Com os Dragoner não foi diferente, Clarice e Lilyan que estavam no mesmo quarto despertaram quando o amanhecer chegava e iluminava as janelas. E arrumaram suas coisas bem a tempo de suas outras irmãs invadirem seu quarto. Sarah e Ginny entraram nos aposentos animadamente, sorrindo aos quatro ventos.

- Estão atrasadas para o desjejum - lembrou Ginny se sentando na cama arrumada de Clarice.

- Ginny Dragoner!
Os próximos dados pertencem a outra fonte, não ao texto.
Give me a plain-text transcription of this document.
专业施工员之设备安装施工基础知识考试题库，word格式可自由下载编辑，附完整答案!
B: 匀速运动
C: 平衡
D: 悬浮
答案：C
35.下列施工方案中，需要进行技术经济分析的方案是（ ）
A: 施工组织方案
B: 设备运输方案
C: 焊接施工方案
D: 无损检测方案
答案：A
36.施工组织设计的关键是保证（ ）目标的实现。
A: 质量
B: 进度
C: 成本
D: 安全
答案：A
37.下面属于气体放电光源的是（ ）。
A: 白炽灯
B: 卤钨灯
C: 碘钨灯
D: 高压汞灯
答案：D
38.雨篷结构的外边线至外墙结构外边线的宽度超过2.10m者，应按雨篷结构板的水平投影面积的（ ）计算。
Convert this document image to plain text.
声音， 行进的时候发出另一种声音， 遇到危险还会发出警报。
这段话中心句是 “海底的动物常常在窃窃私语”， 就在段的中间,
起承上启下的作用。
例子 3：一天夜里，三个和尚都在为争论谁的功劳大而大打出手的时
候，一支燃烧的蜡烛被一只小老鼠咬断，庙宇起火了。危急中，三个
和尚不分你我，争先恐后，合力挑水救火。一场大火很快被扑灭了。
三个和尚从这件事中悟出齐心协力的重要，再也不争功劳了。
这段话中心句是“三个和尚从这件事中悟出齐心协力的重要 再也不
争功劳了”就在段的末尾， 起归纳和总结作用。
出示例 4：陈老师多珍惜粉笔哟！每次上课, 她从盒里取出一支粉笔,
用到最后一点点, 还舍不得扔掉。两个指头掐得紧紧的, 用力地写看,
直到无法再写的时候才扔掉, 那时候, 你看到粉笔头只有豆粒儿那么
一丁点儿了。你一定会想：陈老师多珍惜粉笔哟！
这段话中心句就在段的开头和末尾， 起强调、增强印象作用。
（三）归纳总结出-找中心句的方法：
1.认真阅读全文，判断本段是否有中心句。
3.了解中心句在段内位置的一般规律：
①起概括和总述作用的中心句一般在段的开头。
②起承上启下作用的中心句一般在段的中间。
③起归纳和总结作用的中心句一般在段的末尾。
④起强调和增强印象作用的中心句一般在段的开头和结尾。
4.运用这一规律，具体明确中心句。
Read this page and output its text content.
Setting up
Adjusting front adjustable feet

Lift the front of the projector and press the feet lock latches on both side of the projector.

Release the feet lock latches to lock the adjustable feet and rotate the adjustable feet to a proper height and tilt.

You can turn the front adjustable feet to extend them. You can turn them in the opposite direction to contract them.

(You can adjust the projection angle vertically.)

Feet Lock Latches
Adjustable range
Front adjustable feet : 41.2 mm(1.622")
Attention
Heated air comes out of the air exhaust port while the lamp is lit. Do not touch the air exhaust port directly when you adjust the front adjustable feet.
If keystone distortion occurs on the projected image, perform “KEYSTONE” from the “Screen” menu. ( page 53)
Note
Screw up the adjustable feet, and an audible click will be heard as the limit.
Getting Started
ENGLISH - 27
Quantas vezes eu tenho que dizer que eu odeio que se sente ou se deite em minha cama arrumada? - esbravejou a irmã - eu acabei de arrumar, não estamos em casa, sai já daí!

A irmã pulou da cama e quando ia se sentar na cama de Lilyan ela balançou a cabeça negativamente com calma para a mais nova.

- Droga! - soltou e Lilyan arregalou os olhos

- Ginny! - brigou e a irmã fechou a boca rapidamente se dando conta do que disse.

- quem anda te ensinando essas coisas, criança? - perguntou Sarah, parada perto da porta.

- não sou mais criança - rebateu Ginny - posso debutar na próxima temporada.

- não sei que animação é essa para debutar - falou lilyan enquanto encarava as unhas e começava a andar para a porta - ah, se eu pudesse não debutar essa temporada, nem em nenhuma.

Sarah deu uma risadinha e assentiu, quando Clarice ia abrir a boca lilyan saiu pela porta e as meninas a seguiram para o desjejum.

Lilyan se sentou a mesa perto da família para o café e os Bridgerton se juntaram a eles. Benedict pegou um lugar ao seu lado, a esquerda, e Eloise a sua direita.

- Bom dia, Lady Dragoner - comprimentou Benedict, cortês

- Bom dia, senhor Bridgerton- desejou ela, se servindo de bolo.

~

N

a maior parte das vezes, na maior parte dos dias. Anthony sempre teve certeza de que um dia ele teria que casar. Talvez porque sua mãe o lembrasse disso todos os dias desde sua existência... desde que seu pai infelizmente, se foi. Talvez porque mesmo com algum dia livre em sua agenda, ao final dele, sempre acabava trancado no escritório, na casa Bridgerton, no número cinco, trabalhando, porque ele era o responsável pela família, por todo aquele peso nos ombros, e devia sempre se lembrar de que um dia teria de finalmente cumprir todos os seus papéis de uma vez, todos eles a risca.

Casar-se.
Não ficar na vida de libertino para todo sempre, conseguir herdeiros. Mas nunca, amar. Por que tão apressado agora para que isso finalmente acontecesse quando passou parte da sua vida inteira se lembrando, mas não dando tão importante atenção, mesmo sabendo que deveria?
Porque ele achava que não poderia jamais ser melhor que o pai, jamais passar da idade que ele passou, sendo um homem tão forte e mesmo assim ter morrido como morreu. Jamais conseguiria amar alguém como ele amará sua mãe infinitamente, todos os dias, lhe demonstrando. E foi assim que partiu, colhendo uma flor no jardim, para sua querida esposa, para demonstrar mais uma vez o quanto a amava.
Sentir na veia que ele não merecia uma mulher que o amasse, que fizesse de tudo por ele, que vivesse, acima de tudo, por ele. Acreditar não merecer, não conseguir retribuir, não conseguir querer, gostar, desejar.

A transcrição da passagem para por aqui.